Shoshana Walter is a reporter for Reveal, covering criminal justice. She and reporter Amy Julia Harris exposed how courts across the country are sending defendants to rehabs that are little more than lucrative work camps for private industry. Their work was a finalist for the 2018 Pulitzer Prize in national reporting. It also won the Knight Award for Public Service, a Sigma Delta Chi Award for investigative reporting, and an Edward R. Murrow Award, and was a finalist for the Selden Ring, IRE and Livingston Awards. It led to numerous government investigations, two criminal probes and five federal class-action lawsuits alleging slavery, labor violations and fraud.
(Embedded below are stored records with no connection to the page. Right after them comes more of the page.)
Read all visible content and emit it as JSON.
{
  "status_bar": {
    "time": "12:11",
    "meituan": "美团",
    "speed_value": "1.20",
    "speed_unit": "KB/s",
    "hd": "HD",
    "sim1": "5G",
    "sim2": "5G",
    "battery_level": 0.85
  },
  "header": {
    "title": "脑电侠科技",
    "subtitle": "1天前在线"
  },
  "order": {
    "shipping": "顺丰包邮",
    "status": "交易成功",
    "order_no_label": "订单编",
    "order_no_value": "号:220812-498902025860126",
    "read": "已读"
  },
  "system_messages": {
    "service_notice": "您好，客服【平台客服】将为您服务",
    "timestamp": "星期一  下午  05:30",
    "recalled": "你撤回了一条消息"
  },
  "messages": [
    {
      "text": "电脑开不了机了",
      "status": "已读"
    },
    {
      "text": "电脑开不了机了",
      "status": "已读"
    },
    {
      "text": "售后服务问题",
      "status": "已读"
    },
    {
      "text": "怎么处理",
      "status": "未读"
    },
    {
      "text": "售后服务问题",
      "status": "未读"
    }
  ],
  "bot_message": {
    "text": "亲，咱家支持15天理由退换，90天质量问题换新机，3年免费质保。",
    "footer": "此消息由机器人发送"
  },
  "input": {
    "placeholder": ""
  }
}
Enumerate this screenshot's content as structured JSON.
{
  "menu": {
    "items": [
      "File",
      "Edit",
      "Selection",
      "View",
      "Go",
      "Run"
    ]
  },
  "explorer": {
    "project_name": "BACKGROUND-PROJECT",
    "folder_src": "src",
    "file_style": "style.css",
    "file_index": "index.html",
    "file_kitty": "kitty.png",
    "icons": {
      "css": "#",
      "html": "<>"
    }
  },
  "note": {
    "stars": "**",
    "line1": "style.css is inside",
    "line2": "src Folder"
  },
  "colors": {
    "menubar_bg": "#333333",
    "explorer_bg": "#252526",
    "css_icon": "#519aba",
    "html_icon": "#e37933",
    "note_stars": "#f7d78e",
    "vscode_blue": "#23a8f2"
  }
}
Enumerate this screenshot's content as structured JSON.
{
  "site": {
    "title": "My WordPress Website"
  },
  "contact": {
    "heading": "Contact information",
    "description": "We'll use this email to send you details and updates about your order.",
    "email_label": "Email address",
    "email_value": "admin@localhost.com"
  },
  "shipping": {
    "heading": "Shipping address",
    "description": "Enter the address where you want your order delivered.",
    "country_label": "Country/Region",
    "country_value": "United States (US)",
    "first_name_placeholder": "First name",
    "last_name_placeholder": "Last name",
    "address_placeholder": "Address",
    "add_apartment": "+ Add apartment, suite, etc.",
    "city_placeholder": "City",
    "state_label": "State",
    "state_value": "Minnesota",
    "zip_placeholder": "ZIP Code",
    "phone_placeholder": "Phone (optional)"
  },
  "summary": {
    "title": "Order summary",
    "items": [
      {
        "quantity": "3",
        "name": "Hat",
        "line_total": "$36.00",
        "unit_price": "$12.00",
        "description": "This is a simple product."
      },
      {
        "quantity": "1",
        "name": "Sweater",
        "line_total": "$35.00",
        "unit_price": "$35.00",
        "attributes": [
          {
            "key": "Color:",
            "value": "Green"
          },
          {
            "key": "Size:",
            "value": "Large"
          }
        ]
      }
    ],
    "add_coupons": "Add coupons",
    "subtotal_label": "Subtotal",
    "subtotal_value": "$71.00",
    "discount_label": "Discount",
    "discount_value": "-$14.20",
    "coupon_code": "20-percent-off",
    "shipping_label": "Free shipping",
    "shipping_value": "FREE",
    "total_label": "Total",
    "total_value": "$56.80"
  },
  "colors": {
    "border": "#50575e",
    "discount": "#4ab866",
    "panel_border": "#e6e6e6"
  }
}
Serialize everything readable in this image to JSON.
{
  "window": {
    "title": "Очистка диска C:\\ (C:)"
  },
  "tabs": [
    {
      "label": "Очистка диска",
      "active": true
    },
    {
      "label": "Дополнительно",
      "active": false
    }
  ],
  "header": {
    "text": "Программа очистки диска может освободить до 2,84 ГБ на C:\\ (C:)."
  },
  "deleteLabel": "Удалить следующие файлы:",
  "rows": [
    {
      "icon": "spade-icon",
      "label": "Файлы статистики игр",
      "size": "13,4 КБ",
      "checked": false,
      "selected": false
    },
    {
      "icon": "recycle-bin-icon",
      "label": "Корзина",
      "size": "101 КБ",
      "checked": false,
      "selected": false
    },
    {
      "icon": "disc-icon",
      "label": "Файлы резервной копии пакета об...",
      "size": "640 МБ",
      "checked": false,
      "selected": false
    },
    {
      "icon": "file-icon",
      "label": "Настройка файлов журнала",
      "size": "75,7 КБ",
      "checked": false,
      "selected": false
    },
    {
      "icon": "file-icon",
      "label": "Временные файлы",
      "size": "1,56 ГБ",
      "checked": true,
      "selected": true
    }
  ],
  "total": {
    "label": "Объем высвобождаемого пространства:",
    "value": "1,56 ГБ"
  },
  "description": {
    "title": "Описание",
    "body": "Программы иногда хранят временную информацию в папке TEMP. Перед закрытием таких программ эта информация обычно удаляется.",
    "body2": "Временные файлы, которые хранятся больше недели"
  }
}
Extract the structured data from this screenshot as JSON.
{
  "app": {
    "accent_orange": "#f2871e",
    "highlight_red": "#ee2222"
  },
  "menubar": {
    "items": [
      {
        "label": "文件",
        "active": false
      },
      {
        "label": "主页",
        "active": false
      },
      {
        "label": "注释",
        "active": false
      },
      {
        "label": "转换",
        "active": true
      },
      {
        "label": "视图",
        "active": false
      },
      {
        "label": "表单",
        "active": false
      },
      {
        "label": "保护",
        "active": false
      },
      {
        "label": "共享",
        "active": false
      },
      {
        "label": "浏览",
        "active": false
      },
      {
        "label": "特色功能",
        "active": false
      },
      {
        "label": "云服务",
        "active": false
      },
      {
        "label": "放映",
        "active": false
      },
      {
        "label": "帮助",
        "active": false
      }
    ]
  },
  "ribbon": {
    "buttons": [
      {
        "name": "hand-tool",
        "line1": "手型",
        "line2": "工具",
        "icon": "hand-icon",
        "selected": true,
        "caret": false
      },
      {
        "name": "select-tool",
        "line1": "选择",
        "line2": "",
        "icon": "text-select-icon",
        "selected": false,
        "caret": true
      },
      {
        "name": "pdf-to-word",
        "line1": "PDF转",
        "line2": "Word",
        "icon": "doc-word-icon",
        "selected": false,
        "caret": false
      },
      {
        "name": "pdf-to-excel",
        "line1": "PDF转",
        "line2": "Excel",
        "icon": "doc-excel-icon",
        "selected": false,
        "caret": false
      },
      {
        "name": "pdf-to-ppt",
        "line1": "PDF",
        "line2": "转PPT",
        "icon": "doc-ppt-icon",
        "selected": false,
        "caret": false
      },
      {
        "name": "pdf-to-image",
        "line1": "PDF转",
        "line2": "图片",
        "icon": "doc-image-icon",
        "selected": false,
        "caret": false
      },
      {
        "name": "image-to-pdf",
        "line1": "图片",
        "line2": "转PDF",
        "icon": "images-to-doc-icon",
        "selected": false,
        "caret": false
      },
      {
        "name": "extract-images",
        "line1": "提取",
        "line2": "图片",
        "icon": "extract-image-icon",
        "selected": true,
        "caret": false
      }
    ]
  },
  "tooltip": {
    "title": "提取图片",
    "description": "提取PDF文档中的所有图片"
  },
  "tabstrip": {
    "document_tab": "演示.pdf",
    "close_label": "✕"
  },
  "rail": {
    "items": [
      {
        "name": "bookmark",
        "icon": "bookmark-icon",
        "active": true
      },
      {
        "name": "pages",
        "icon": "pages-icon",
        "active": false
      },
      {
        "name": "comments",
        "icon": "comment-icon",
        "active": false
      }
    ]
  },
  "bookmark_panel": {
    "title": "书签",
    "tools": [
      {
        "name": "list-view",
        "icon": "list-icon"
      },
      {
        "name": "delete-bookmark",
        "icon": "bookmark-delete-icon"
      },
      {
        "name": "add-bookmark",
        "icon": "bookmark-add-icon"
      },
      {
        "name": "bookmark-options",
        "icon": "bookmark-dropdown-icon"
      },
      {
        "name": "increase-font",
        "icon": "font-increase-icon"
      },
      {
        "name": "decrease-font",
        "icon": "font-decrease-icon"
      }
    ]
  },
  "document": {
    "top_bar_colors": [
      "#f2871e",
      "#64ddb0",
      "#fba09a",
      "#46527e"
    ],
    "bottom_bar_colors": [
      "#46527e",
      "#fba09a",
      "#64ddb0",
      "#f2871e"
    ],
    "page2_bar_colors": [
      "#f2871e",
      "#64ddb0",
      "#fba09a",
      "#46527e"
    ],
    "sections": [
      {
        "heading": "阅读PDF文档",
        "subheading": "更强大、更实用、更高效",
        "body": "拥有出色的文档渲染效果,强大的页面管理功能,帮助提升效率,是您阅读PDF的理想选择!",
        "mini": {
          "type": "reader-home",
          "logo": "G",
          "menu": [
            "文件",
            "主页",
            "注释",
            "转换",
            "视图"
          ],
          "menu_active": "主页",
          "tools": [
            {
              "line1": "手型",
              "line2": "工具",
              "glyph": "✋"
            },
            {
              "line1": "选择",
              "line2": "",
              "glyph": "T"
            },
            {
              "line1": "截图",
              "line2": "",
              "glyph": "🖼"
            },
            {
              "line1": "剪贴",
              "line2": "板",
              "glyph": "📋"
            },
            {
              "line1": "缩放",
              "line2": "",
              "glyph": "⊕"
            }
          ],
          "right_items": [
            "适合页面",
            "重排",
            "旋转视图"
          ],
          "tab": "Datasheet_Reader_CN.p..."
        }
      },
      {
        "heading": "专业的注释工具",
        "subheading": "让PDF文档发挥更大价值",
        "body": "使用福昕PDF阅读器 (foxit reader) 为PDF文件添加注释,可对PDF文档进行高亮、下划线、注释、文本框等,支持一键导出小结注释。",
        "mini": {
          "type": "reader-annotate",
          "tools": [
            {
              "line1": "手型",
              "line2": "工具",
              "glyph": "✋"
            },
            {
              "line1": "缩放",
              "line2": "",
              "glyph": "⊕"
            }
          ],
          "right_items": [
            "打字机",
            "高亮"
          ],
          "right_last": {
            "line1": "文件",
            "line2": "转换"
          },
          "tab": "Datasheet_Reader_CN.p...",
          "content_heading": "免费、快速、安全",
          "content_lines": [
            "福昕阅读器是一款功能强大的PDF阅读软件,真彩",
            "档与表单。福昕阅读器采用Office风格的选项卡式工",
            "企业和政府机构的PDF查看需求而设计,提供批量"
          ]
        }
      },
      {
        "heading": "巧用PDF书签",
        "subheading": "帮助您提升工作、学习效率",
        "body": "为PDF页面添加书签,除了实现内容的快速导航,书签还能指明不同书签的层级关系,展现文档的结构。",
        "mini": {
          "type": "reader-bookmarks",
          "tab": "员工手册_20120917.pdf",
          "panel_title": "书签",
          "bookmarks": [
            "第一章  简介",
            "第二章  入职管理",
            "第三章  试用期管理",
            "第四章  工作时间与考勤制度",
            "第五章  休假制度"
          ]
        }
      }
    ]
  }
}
Walter's investigation on America's armed security guard industry revealed how armed guard licenses have been handed out to people with histories of violence, even people barred by courts from owning guns. Walter and reporter Ryan Gabrielson won the 2015 Livingston Award for Young Journalists for national reporting based on the series, which prompted new laws and an overhaul of California’s regulatory system. For her 2016 investigation about the plight of "trimmigrants," marijuana workers in California's Emerald Triangle, Walter embedded herself in illegal mountain grows and farms. There, she encountered an epidemic of sex abuse and human trafficking in the industry – and a criminal justice system focused more on the illegal drugs. The story prompted legislation, a criminal investigation and grass-roots efforts by the community, including the founding of a worker hotline and safe house.

Walter began her career as a police reporter for The Ledger in Lakeland, Florida, and previously covered violent crime and the politics of policing in Oakland, California, for The Bay Citizen. Her narrative nonfiction as a local reporter garnered a national Sigma Delta Chi Award and a Gold Medal for Public Service from the Florida Society of News Editors. A graduate of Mount Holyoke College, she has been a Dart Center Ochberg fellow for journalism and trauma at the Columbia University Graduate School of Journalism and a John Jay/Harry Frank Guggenheim fellow in criminal justice journalism. She is based in Reveal's Emeryville, California, office.